HAY CREEK, Minn. – Before a big energy corporation threatened to turn the bluff behind her house into a sand mine in early 2011, Amy Nelson's idea of civic activism was to volunteer at the United Way.
A Ronald Reagan fan and former provost at Southeast Technical College in Red Wing, Nelson now stands on the front lines of an anti-frac sand movement that is spreading rapidly across southeastern Minnesota. She and her fellow "fractivists" plan to rally at the State Capitol Tuesday as the Legislature takes up a set of regulatory proposals in the effort to balance the economic benefits of the burgeoning industry against concerns about air, water and health.
"It's wrong to let an industry start before limits and rules are set," Nelson said in an interview. "You can't allow them to come in, rape the land and then say, 'Oh, I'm sorry.' "

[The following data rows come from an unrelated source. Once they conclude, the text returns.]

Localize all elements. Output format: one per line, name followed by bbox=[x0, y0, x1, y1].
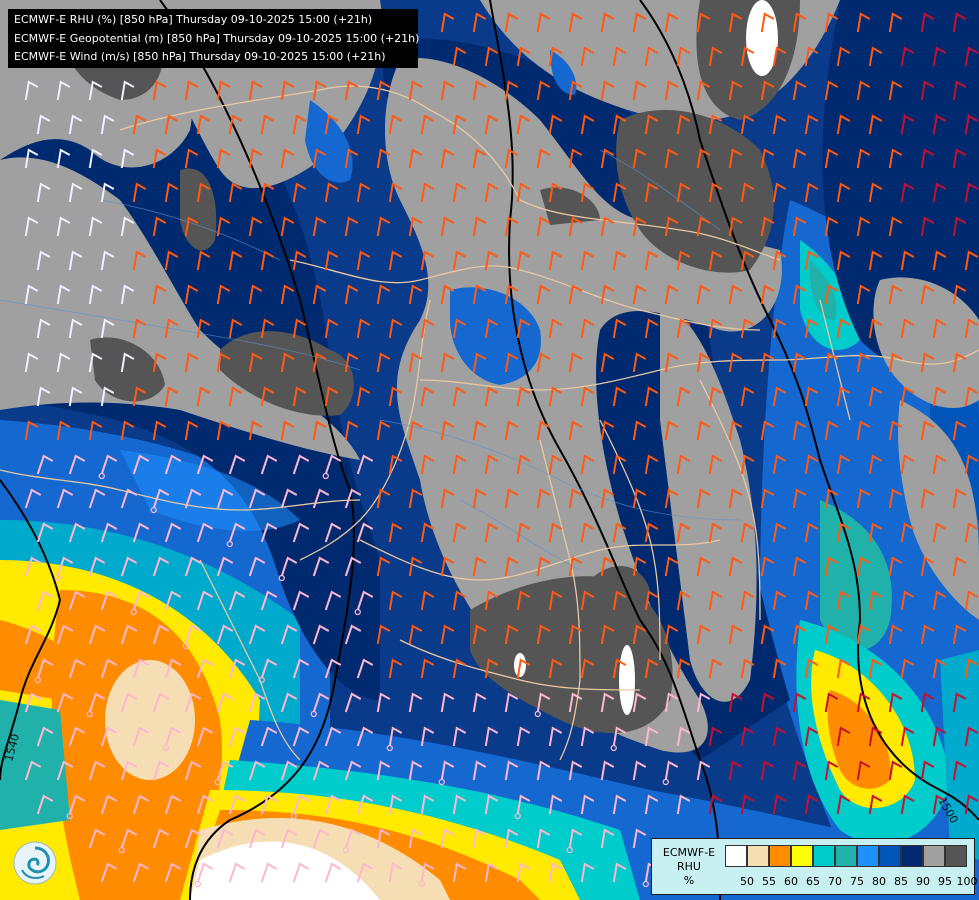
legend-swatch bbox=[835, 845, 857, 867]
legend-title-unit: % bbox=[683, 874, 695, 887]
weather-map: 1540 1500 bbox=[0, 0, 979, 900]
legend-level-label: 70 bbox=[828, 875, 842, 888]
legend-swatch bbox=[901, 845, 923, 867]
map-header: ECMWF-E RHU (%) [850 hPa] Thursday 09-10… bbox=[8, 9, 420, 68]
legend-swatch bbox=[725, 845, 747, 867]
legend-level-label: 75 bbox=[850, 875, 864, 888]
legend-swatch bbox=[857, 845, 879, 867]
legend-swatch bbox=[813, 845, 835, 867]
header-line-wind: ECMWF-E Wind (m/s) [850 hPa] Thursday 09… bbox=[14, 50, 386, 63]
legend-level-label: 90 bbox=[916, 875, 930, 888]
legend-swatch bbox=[791, 845, 813, 867]
legend-level-label: 50 bbox=[740, 875, 754, 888]
header-line-geopotential: ECMWF-E Geopotential (m) [850 hPa] Thurs… bbox=[14, 31, 420, 45]
rhu-legend: ECMWF-E RHU % 50 55 60 65 70 75 80 85 90 95 100 bbox=[651, 838, 978, 895]
legend-color-boxes bbox=[725, 845, 967, 867]
legend-level-label: 55 bbox=[762, 875, 776, 888]
header-line-rhu: ECMWF-E RHU (%) [850 hPa] Thursday 09-10… bbox=[14, 13, 373, 26]
legend-level-label: 100 bbox=[956, 875, 978, 888]
legend-level-labels: 50 55 60 65 70 75 80 85 90 95 100 bbox=[736, 875, 978, 888]
ecmwf-swirl-icon bbox=[13, 841, 57, 885]
legend-title: ECMWF-E RHU % bbox=[656, 846, 722, 888]
legend-level-label: 80 bbox=[872, 875, 886, 888]
legend-swatch bbox=[945, 845, 967, 867]
legend-swatch bbox=[923, 845, 945, 867]
legend-swatch bbox=[769, 845, 791, 867]
legend-title-variable: RHU bbox=[677, 860, 701, 873]
legend-level-label: 65 bbox=[806, 875, 820, 888]
legend-title-model: ECMWF-E bbox=[662, 846, 716, 859]
legend-level-label: 95 bbox=[938, 875, 952, 888]
legend-level-label: 60 bbox=[784, 875, 798, 888]
legend-swatch bbox=[879, 845, 901, 867]
legend-level-label: 85 bbox=[894, 875, 908, 888]
legend-swatch bbox=[747, 845, 769, 867]
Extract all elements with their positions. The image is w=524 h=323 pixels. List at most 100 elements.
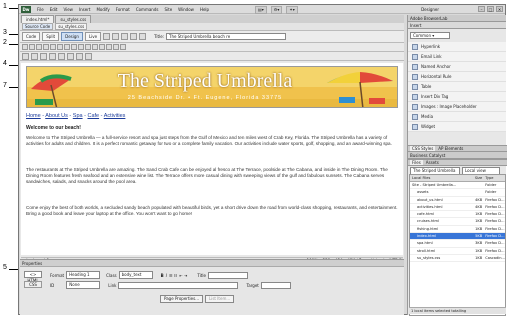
nav-home-link[interactable]: Home bbox=[26, 113, 41, 119]
insert-named-anchor[interactable]: Named Anchor bbox=[408, 62, 506, 72]
image-icon[interactable] bbox=[64, 44, 70, 50]
insert-widget[interactable]: Widget bbox=[408, 122, 506, 132]
file-row[interactable]: su_styles.css 1KB Cascadin... bbox=[410, 255, 505, 263]
site-icon[interactable]: ✦▾ bbox=[286, 6, 298, 14]
business-catalyst-header[interactable]: Business Catalyst bbox=[408, 152, 507, 159]
render-handheld-icon[interactable] bbox=[58, 52, 65, 60]
css-starter-icon[interactable] bbox=[31, 52, 38, 60]
css-enable-icon[interactable] bbox=[22, 52, 29, 60]
insert-hyperlink[interactable]: Hyperlink bbox=[408, 42, 506, 52]
refresh-icon[interactable] bbox=[130, 33, 138, 40]
render-projection-icon[interactable] bbox=[67, 52, 74, 60]
maximize-icon[interactable]: □ bbox=[487, 6, 494, 12]
tab-ap-elements[interactable]: AP Elements bbox=[438, 146, 463, 151]
col-local-files[interactable]: Local Files bbox=[410, 175, 469, 181]
minimize-icon[interactable]: – bbox=[478, 6, 485, 12]
menu-insert[interactable]: Insert bbox=[76, 5, 93, 14]
insert-image[interactable]: Images : Image Placeholder bbox=[408, 102, 506, 112]
file-row[interactable]: stroll.html 1KB Firefox D... bbox=[410, 248, 505, 255]
tab-css-styles[interactable]: CSS Styles bbox=[410, 146, 436, 151]
nav-activities-link[interactable]: Activities bbox=[104, 113, 126, 119]
css-mode-button[interactable]: CSS bbox=[24, 281, 42, 288]
media-icon[interactable] bbox=[71, 44, 77, 50]
file-row[interactable]: cruises.html 1KB Firefox D... bbox=[410, 218, 505, 226]
tag-chooser-icon[interactable] bbox=[120, 44, 126, 50]
render-tty-icon[interactable] bbox=[76, 52, 83, 60]
div-icon[interactable] bbox=[57, 44, 63, 50]
title-input[interactable]: The Striped Umbrella beach re bbox=[166, 33, 287, 40]
file-row[interactable]: cafe.html 1KB Firefox D... bbox=[410, 211, 505, 219]
insert-category-select[interactable]: Common ▾ bbox=[410, 32, 450, 39]
nav-cafe-link[interactable]: Cafe bbox=[87, 113, 99, 119]
tab-su-styles[interactable]: su_styles.css bbox=[55, 15, 92, 23]
related-source-code[interactable]: Source Code bbox=[22, 23, 54, 30]
menu-window[interactable]: Window bbox=[175, 5, 197, 14]
render-print-icon[interactable] bbox=[49, 52, 56, 60]
anchor-icon[interactable] bbox=[36, 44, 42, 50]
insert-horizontal-rule[interactable]: Horizontal Rule bbox=[408, 72, 506, 82]
list-item-button[interactable]: List Item... bbox=[204, 295, 235, 303]
target-select[interactable] bbox=[260, 281, 291, 289]
comment-icon[interactable] bbox=[92, 44, 98, 50]
menu-file[interactable]: File bbox=[34, 5, 47, 14]
tab-assets[interactable]: Assets bbox=[426, 160, 439, 165]
split-view-button[interactable]: Split bbox=[42, 32, 60, 41]
italic-icon[interactable]: I bbox=[166, 273, 167, 278]
list-icon[interactable]: ☰ ☷ bbox=[169, 273, 177, 278]
format-select[interactable]: Heading 1 bbox=[66, 271, 101, 279]
nav-about-link[interactable]: About Us bbox=[45, 113, 68, 119]
file-row-selected[interactable]: index.html 5KB Firefox D... bbox=[410, 233, 505, 241]
file-row[interactable]: assets Folder bbox=[410, 189, 505, 197]
visual-aids-icon[interactable] bbox=[139, 33, 147, 40]
hr-icon[interactable] bbox=[43, 44, 49, 50]
extend-icon[interactable]: ⚙▾ bbox=[270, 6, 283, 14]
render-tv-icon[interactable] bbox=[85, 52, 92, 60]
live-view-button[interactable]: Live bbox=[84, 32, 102, 41]
menu-edit[interactable]: Edit bbox=[47, 5, 61, 14]
related-css-file[interactable]: su_styles.css bbox=[55, 23, 88, 30]
menu-help[interactable]: Help bbox=[197, 5, 212, 14]
table-icon[interactable] bbox=[50, 44, 56, 50]
menu-format[interactable]: Format bbox=[113, 5, 133, 14]
page-properties-button[interactable]: Page Properties... bbox=[160, 295, 203, 303]
file-row[interactable]: about_us.html 4KB Firefox D... bbox=[410, 197, 505, 204]
file-row[interactable]: fishing.html 1KB Firefox D... bbox=[410, 226, 505, 234]
script-icon[interactable] bbox=[106, 44, 112, 50]
menu-view[interactable]: View bbox=[60, 5, 76, 14]
indent-icon[interactable]: ⇤ ⇥ bbox=[179, 273, 187, 278]
server-include-icon[interactable] bbox=[85, 44, 91, 50]
title-field[interactable] bbox=[207, 271, 248, 279]
preview-browser-icon[interactable] bbox=[112, 33, 120, 40]
hyperlink-icon[interactable] bbox=[22, 44, 28, 50]
insert-div-tag[interactable]: Insert Div Tag bbox=[408, 92, 506, 102]
id-select[interactable]: None bbox=[66, 281, 101, 289]
file-row[interactable]: spa.html 3KB Firefox D... bbox=[410, 240, 505, 248]
nav-spa-link[interactable]: Spa bbox=[73, 113, 83, 119]
tab-index-html[interactable]: index.html* bbox=[21, 15, 55, 23]
multiscreen-icon[interactable] bbox=[103, 33, 111, 40]
menu-site[interactable]: Site bbox=[161, 5, 175, 14]
class-select[interactable]: body_text bbox=[118, 271, 153, 279]
head-icon[interactable] bbox=[99, 44, 105, 50]
file-row[interactable]: Site - Striped Umbrella... Folder bbox=[410, 182, 505, 190]
design-view-page[interactable]: The Striped Umbrella 25 Beachside Dr. • … bbox=[21, 63, 403, 255]
file-management-icon[interactable] bbox=[121, 33, 129, 40]
menu-commands[interactable]: Commands bbox=[133, 5, 162, 14]
tab-files[interactable]: Files bbox=[410, 160, 423, 165]
bold-icon[interactable]: B bbox=[161, 273, 164, 278]
close-icon[interactable]: ✕ bbox=[496, 6, 503, 12]
col-size[interactable]: Size bbox=[469, 175, 483, 181]
template-icon[interactable] bbox=[113, 44, 119, 50]
insert-table[interactable]: Table bbox=[408, 82, 506, 92]
date-icon[interactable] bbox=[78, 44, 84, 50]
col-type[interactable]: Type bbox=[483, 175, 505, 181]
link-input[interactable] bbox=[118, 281, 239, 289]
file-row[interactable]: activities.html 4KB Firefox D... bbox=[410, 204, 505, 212]
insert-email-link[interactable]: Email Link bbox=[408, 52, 506, 62]
menu-modify[interactable]: Modify bbox=[93, 5, 112, 14]
insert-media[interactable]: Media bbox=[408, 112, 506, 122]
render-screen-icon[interactable] bbox=[40, 52, 47, 60]
layout-icon[interactable]: ▤▾ bbox=[255, 6, 267, 14]
code-view-button[interactable]: Code bbox=[22, 32, 41, 41]
html-mode-button[interactable]: <> HTML bbox=[24, 271, 42, 283]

As the Legislature weighs a range of options — from a statewide moratorium to in-depth environmental reviews or even a tax on frac sand — the industry will also have a voice at the Capitol.
Mark Ellis, president of the National Industrial Sand Association, said a balanced look at the science around frac sand mining shows there is no basis for environmental restrictions.
Ellis didn't comment on proposed legislation in Minnesota, but said Wisconsin found no reason to crack down on the industry after it was reviewed by the Wisconsin Department of Natural Resources.
Unlike many opponents of frac sand mining, Nelson philosophically supports expanded oil and gas drilling in the United States — but only where hydraulic fracturing is proven safe.
Today the organization where she volunteers, Save the Bluffs, is one of more than a dozen groups that have formed along the Mississippi River corridor. The region holds vast deposits of uniquely formed silica sand vital to the oil and gas "fracking" boom in North Dakota, Texas, Pennsylvania and other states. The special drilling technique is expected to make the United States the number one oil producer in the world by 2020.